Thursday 19 July 2018
Earlier this year I announced plans to build a rapid response social media capability to help support the reclaiming of a fact-based public debate.
In April, the Cabinet Office launched the Rapid Response Unit (RRU) to help meet this complex policy challenge. The new team is made up of specialists including analyst-editors, data scientists, media and digital experts. It monitors news and information being shared and engaged with online to identify emerging issues with speed, accuracy and with integrity. We do this to better understand the news environment, to let departments know about emerging stories, and to assess the effectiveness of our public information.
Based across the Cabinet Office and No.10, the RRU is neither a “rebuttal” unit, nor is it a “fake news” unit. During this pilot period, we’ve tested the concept, evaluated the impact of specific initiatives and examined how strongly stories are shared online.
There’s then the question of how we respond to public debate online.
As press officers we know that rebuttal will often not be an appropriate course of action.
As digital content experts we know that pithy, polarised untruths cannot and should not always be met with snappy responses.
As communicators we all know that good communication starts with listening, and that we must be alert to what is being said about government policy, including mis- or disinformation.
Finally, as civil servants we know that impartiality, accuracy and transparency is absolutely fundamental to everything we do.
The unit’s round the clock monitoring service has identified several stories of concern during the pilot, ranging from the chemical weapons attack in Syria to domestic stories relating to the NHS and crime.
For example, following the Syria airstrikes, the unit identified that a number of false narratives from alternative news sources were gaining traction online. These “alt-news” sources are biased and rely on sensationalism rather than facts to pique readers’ interest.
Due to the way that search engine algorithms work, when people searched for information on the strikes, these unreliable sources were appearing above official UK government information. In fact, no government information was appearing on the first 15 pages of Google results. We know that search is an excellent indicator of intention. It can reflect bias in information received from elsewhere.
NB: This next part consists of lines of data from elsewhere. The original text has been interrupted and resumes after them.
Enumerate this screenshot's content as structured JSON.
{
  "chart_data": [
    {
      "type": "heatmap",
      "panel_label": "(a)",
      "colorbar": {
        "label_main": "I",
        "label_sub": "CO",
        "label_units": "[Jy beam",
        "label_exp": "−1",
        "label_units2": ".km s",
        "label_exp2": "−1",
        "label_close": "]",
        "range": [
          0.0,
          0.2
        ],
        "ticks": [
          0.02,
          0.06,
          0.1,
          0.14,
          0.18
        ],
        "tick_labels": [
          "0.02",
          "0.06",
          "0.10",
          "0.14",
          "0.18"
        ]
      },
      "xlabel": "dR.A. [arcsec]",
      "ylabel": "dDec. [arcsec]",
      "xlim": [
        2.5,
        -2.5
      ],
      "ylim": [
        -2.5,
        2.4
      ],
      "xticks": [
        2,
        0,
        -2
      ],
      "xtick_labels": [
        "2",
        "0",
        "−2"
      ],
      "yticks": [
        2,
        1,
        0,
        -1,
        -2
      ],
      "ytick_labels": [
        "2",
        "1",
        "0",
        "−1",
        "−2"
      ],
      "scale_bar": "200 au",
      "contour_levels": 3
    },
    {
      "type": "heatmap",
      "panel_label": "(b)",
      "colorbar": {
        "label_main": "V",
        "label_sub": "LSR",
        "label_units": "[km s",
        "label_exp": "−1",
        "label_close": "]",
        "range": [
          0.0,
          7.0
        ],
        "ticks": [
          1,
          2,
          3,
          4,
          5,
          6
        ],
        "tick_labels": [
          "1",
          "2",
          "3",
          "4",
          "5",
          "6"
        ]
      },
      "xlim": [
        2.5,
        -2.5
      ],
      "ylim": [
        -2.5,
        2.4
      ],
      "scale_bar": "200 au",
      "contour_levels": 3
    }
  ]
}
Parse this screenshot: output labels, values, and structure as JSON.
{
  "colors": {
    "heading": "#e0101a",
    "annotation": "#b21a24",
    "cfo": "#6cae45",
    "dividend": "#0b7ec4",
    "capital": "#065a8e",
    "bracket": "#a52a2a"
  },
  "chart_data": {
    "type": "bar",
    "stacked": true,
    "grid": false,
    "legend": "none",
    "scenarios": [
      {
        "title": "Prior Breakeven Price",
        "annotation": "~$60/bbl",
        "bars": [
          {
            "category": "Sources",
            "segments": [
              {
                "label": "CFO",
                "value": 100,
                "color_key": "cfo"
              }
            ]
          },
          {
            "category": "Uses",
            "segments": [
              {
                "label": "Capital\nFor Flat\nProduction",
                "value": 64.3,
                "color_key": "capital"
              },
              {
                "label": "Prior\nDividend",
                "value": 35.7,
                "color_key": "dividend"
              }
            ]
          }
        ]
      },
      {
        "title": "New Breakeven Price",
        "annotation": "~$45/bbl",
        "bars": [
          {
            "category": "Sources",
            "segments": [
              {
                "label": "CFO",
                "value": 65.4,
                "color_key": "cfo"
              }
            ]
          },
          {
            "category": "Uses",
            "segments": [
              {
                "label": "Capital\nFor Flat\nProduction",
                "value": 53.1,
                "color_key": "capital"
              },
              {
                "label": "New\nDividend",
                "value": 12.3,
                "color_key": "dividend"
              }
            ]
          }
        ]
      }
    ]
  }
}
The unit therefore ensured those using search terms that indicated bias – such as ‘false flag’ – were presented with factual information on the UK’s response. The RRU improved the ranking from below 200 to number 1 within a matter of hours. Information on UKAID’s work in the region was also immediately amplified amongst audiences demonstrating the highest levels of interest in humanitarian issues affecting displaced Syrians.
The unit has also tackled misinformation closer to home. In early April, a number of articles from US and UK outlets reported on murder rates in London outstripping New York for the first time, based on the selective use of data. Sensationalist in nature, these stories quickly spread via social media, which was then spotted by RRU monitoring. Action needed to be taken to prevent panic and provide reassurance in the face of these alarmist news stories. The unit activated social media content which helped to rebalance the narrative and reassure those who were most engaged with the topic.
The RRU works closely with the National Security Communications Team (NSCT), which has been recently expanded. NCST’s purpose is to allow Government to better tackle the communications elements of interconnected and complex challenges to our national security, including (but not limited to) disinformation. In crisis situations, the RRU and the NSCT closely support each other’s work.
We are at the forefront of a growing international consensus on the need to take action against inaccurate or misleading information, whatever its source or intent. There is now an opportunity and urgency for the UK Government to set the highest standards in tackling misinformation with efficiency, propriety, and transparency, maintaining our position as an innovator in communications.
Alongside civil society institutions, our free media, and internet companies, we will do what is necessary to ensure a sustainable online news environment, build societal resilience to disinformation, and preserve our democracy.